A common source of subtle bugs is a function being called with an unexpected type, causing Julia to dispatch to the wrong method. If you suspect this is the case, use @which to confirm which method will be called:

# See exactly which method Julia will call for these argument types
@which FieldExchanger.update_sim!(sim, coupler_fields, area_fraction)

# List all defined methods of a function
methods(FieldExchanger.update_sim!)

# List all methods applicable to a specific type
import InteractiveUtils: methodswith
methodswith(typeof(sim), FieldExchanger.update_sim!)

This is particularly useful when adding a new component model: if a required interface function (e.g.
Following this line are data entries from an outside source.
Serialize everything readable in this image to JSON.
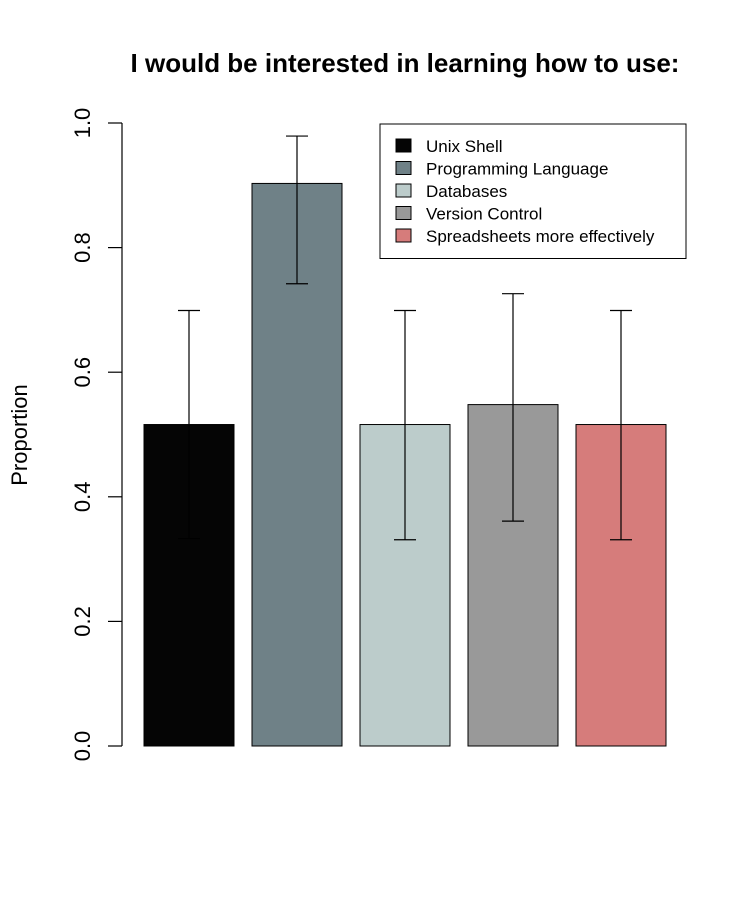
{
  "chart_data": {
    "type": "bar",
    "title": "I would be interested in learning how to use:",
    "xlabel": "",
    "ylabel": "Proportion",
    "ylim": [
      0,
      1
    ],
    "yticks": [
      0.0,
      0.2,
      0.4,
      0.6,
      0.8,
      1.0
    ],
    "ytick_labels": [
      "0.0",
      "0.2",
      "0.4",
      "0.6",
      "0.8",
      "1.0"
    ],
    "grid": false,
    "legend_position": "top-right",
    "categories": [
      "Unix Shell",
      "Programming Language",
      "Databases",
      "Version Control",
      "Spreadsheets more effectively"
    ],
    "values": [
      0.516,
      0.903,
      0.516,
      0.548,
      0.516
    ],
    "error_low": [
      0.333,
      0.742,
      0.331,
      0.361,
      0.331
    ],
    "error_high": [
      0.699,
      0.979,
      0.699,
      0.726,
      0.699
    ],
    "colors": [
      "#050505",
      "#6f8187",
      "#bccccb",
      "#999999",
      "#d67c7b"
    ]
  }
}
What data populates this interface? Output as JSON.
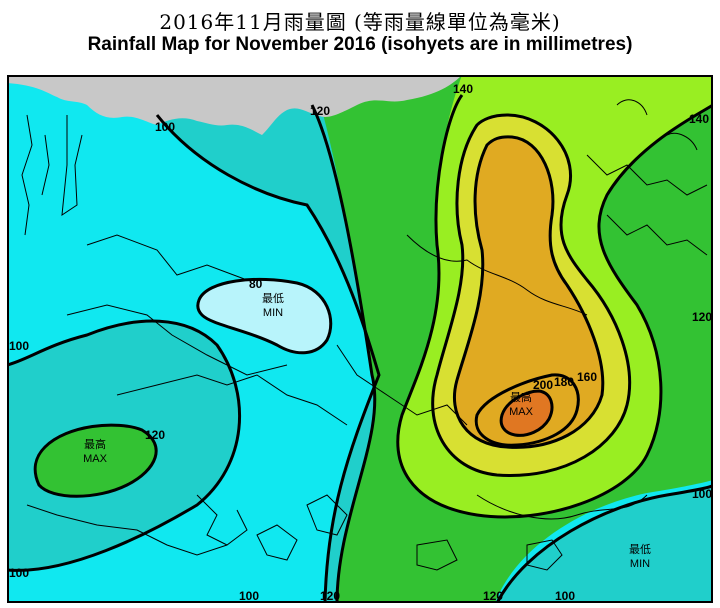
{
  "title": {
    "zh": "2016年11月雨量圖 (等雨量線單位為毫米)",
    "en": "Rainfall Map for November 2016 (isohyets are in millimetres)"
  },
  "colors": {
    "land": "#c8c8c8",
    "lt80": "#b8f4fb",
    "r80_100": "#10e8f0",
    "r100_120": "#20cfcb",
    "r120_140": "#33c233",
    "r140_160": "#99ee22",
    "r160_180": "#d8e032",
    "r180_200": "#e0aa22",
    "r200_plus": "#e07722",
    "isohyet": "#000000",
    "coast": "#000000"
  },
  "labels": {
    "c100_top": "100",
    "c120_top": "120",
    "c140_top": "140",
    "c140_right": "140",
    "c120_right": "120",
    "c100_right": "100",
    "c100_left": "100",
    "c100_left_bottom": "100",
    "c80": "80",
    "c120_left": "120",
    "c160": "160",
    "c180": "180",
    "c200": "200",
    "c100_bottom": "100",
    "c120_bottom_a": "120",
    "c120_bottom_b": "120",
    "c100_bottom_b": "100",
    "min_zh": "最低",
    "min_en": "MIN",
    "max_zh": "最高",
    "max_en": "MAX",
    "max2_zh": "最高",
    "max2_en": "MAX",
    "min2_zh": "最低",
    "min2_en": "MIN"
  }
}
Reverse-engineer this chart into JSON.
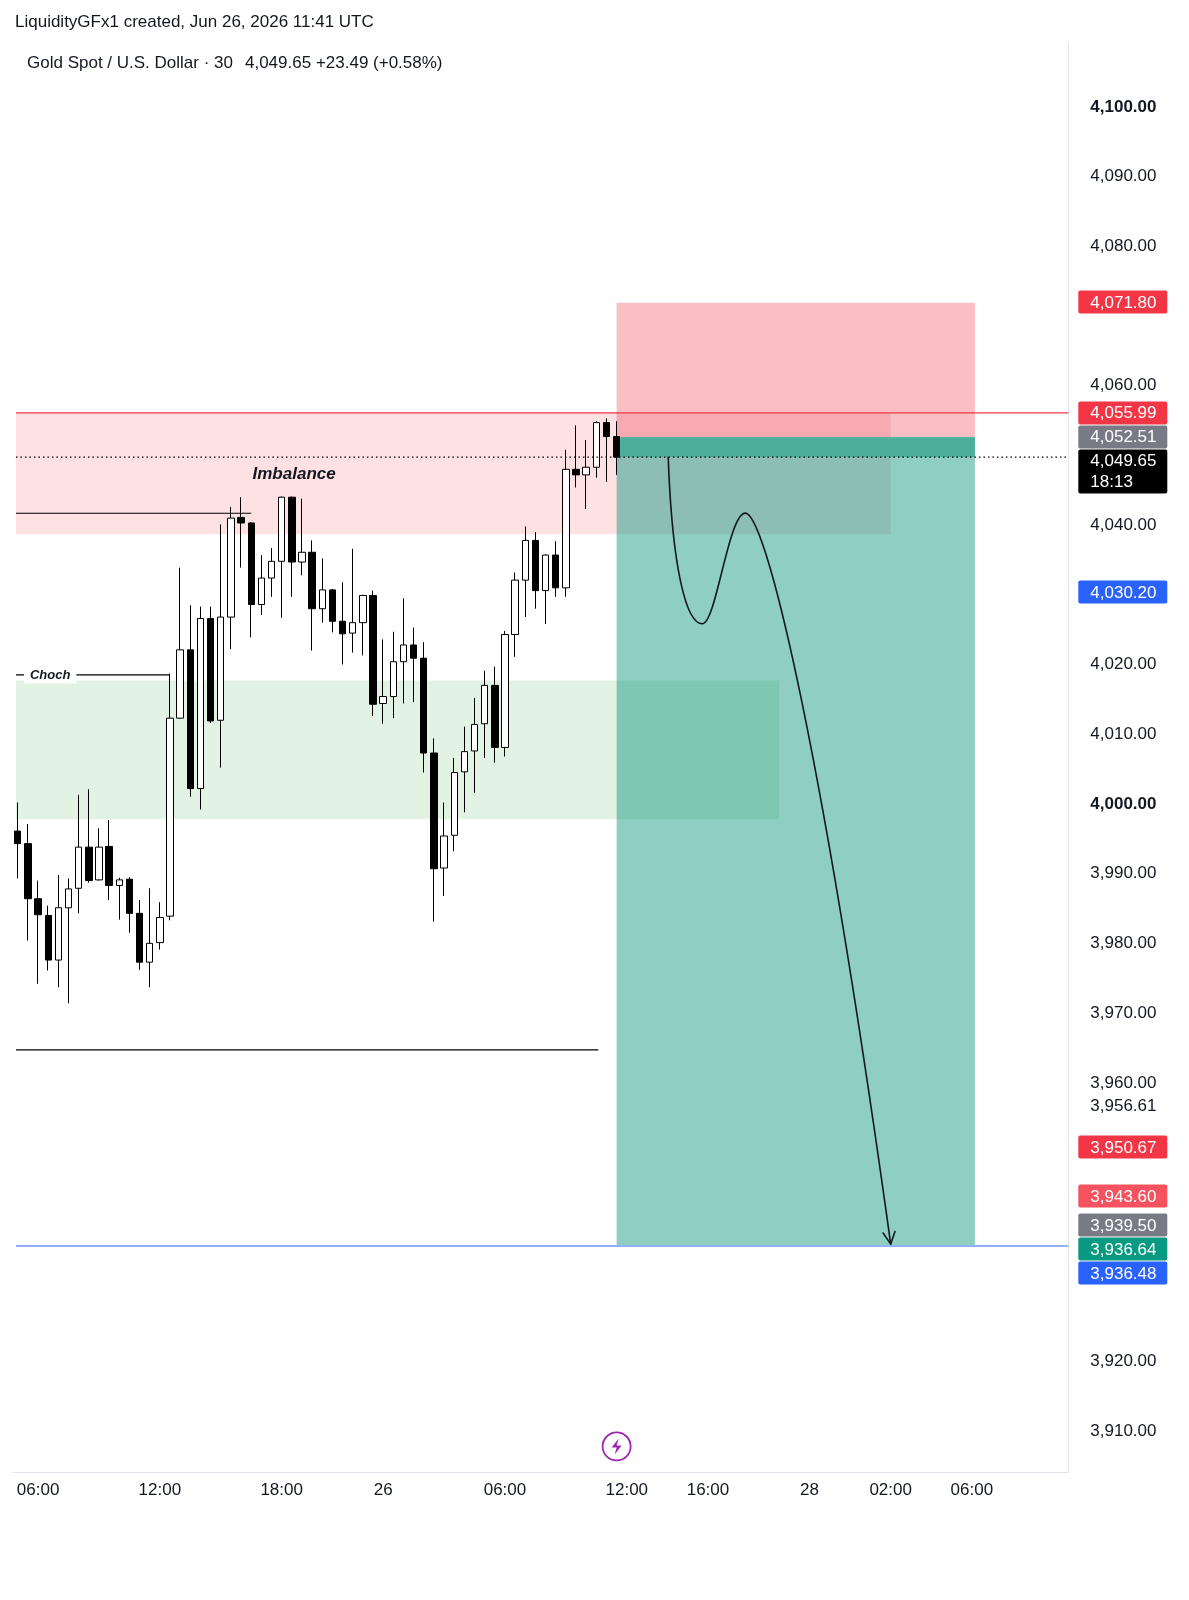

Interfacer.get_field, Interfacer.update_field!) is not extended for your new type, Julia will silently dispatch to a fallback method rather than erroring. @which will reveal this immediately.

Checking return values and field updates

If a field is unexpectedly zero or unchanged after a coupling step, trace back through the call chain by inserting @info statements or using the Julia debugger:

import Debugger
Debugger.@enter FieldExchanger.exchange!(cs)

You can also use @show to quickly print intermediate values without a full debugger session:

@show extrema(cs.fields.T_sfc)
@show nameof(typeof(cs.model_sims.ocean_sim))

Interactive debugging with Infiltrator.jl

Infiltrator.jl lets you drop into an interactive REPL at any point in the code, even entering functions from external packages. This is especially useful for coupled simulations where the call stack spans multiple packages.

Note

Infiltrator.jl must be installed in your default julia environment, not in the experiment project. Julia loads it from the default environment automatically.

Pausing inside the coupling loop

Place @infiltrate at the point you want to inspect. For example, to pause after every coupling step:

import Infiltrator

# After loading and constructing the CoupledSimulation `cs`:
for i in 1:n_steps
    step!(cs)
    Infiltrator.@infiltrate  # drops you into a REPL here
end

Inside the Infiltrator REPL you have access to all local variables (cs, i, etc.) and can run any Julia code:

infil> extrema(cs.fields.T_sfc)
(215.3, 318.7)
infil> cs.t[]
1200

Type @continue to resume execution, or @exit to abort.

From the Infiltrator REPL, use @trace to see the full call stack, which helps identify which caller led to unexpected state.

Conditional infiltration

If the crash happens at a specific timestep, use a condition to avoid stopping at every iteration:

for i in 1:n_steps
    step!(cs)
    Infiltrator.@infiltrate i == 42  # only pause at step 42
end

You can also trigger on a data condition, such as the first appearance of NaN:

for i in 1:n_steps
    step!(cs)
    Infiltrator.@infiltrate any(isnan, parent(cs.fields.T_sfc))
end

Exfiltrating variables to the main REPL

Sometimes it's easier to pull variables out of a deep scope for post-hoc analysis rather than debugging inline. Use @exfiltrate to copy local variables into Infiltrator.safehouse, which persists after you @continue:

import Infiltrator

for i in 1:n_steps
    step!(cs)
    if any(isnan, parent(cs.fields.T_sfc))
        Infiltrator.@exfiltrate
        break
    end
end

# Back in the main REPL:
(; cs, i) = Infiltrator.safehouse
extrema(cs.fields.F_turb_moisture)

For more details about using Infiltrator with ClimaCore objects, including using with ClimaCore's DebugOnly callback system for catching NaNs inside low-level field operations, see the ClimaCore debugging guide.

For more general information, see the Infiltrator.jl docs.